JRS detention visitors between Covid-19 fear and monitoring challenges

09 November 2020|JRS Europe

Prayer vigil in Barcelona denouncing the existence of detention centres (Photo: Sol Quiñonez)

On the 3rd and 4th of November 2020, JRS Europe virtually held the 14th Detention Visitors Support Group (DVSG) meeting with the participation of about 30 visitors from JRS offices around Europe. The DVSG is an event designed to support and train individuals visiting detention centres and allow them to share about their experiences.

Dealing with the Covid-19 fear in detention

The meeting opened with a brief exchange about visiting detention centres during the Covid-19 period. Julian Caruana and Alexia Rossi, psychologists and detention visitors from JRS Malta, facilitated this session and gave a presentation on how to deal with and understand Covid-19 fear and anxiety for both detainees and visitors in detention centres.

Participants then exchanged about their main concerns and the challenges they face as detention visitors during the current pandemic.
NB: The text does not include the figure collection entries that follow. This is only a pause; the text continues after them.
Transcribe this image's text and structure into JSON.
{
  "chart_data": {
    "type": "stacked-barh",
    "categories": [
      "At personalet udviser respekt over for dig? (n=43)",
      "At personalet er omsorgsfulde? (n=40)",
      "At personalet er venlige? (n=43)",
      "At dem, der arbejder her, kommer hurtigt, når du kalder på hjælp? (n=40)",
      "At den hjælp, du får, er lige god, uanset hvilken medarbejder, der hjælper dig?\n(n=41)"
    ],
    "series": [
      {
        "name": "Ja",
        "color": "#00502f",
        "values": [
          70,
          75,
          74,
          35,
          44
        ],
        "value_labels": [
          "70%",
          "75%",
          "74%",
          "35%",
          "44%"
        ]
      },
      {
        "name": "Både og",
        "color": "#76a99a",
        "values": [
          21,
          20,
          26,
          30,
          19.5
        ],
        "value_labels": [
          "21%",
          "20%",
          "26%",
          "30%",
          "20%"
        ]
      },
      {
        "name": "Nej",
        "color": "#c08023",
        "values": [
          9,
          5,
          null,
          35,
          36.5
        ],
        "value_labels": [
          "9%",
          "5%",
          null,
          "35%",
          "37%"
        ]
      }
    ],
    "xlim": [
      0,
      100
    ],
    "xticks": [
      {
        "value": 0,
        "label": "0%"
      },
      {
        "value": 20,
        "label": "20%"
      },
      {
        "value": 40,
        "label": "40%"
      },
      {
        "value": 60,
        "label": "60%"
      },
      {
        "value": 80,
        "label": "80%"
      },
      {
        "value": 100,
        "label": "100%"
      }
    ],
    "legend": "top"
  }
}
Difficulties in accessing detention centres and to reach and contact detainees were mentioned as the main obstacles for visitors all over Europe. The lack of access to information and the lack of sanitary and health care services appeared to be the main concerns for detainees.

Monitoring detention conditions through visits

Next day, the discussion moved to the issue of monitoring detention. The participants reflected on the visitors’ needs and challenges when asked to report on their visiting experiences for advocacy purposes. They further brainstormed on how the JRS network could work together to develop a common tool to store and analyse information on detention visits from across Europe.

During the discussions, participants raised some crucial questions about the purpose of their visits, highlighting that their first mandate lies in the accompaniment of people. They also raised several challenges linked to the development of a common tool that fits both detention visitors’ as well as advocacy needs and that works both for the different country offices and the regional office. Despite the challenges though, the visitors were open for a more structured collaboration and saw the added value of collecting and comparing experiences from the visits at the European level.

JRS Europe intends to carry on this reflection in the coming months and will keep seeking the involvement of visitors in shaping the advocacy work on detention conditions. We also hope to be able to resume our DVSG meetings in person as soon as the Covid-19 situation allows for it.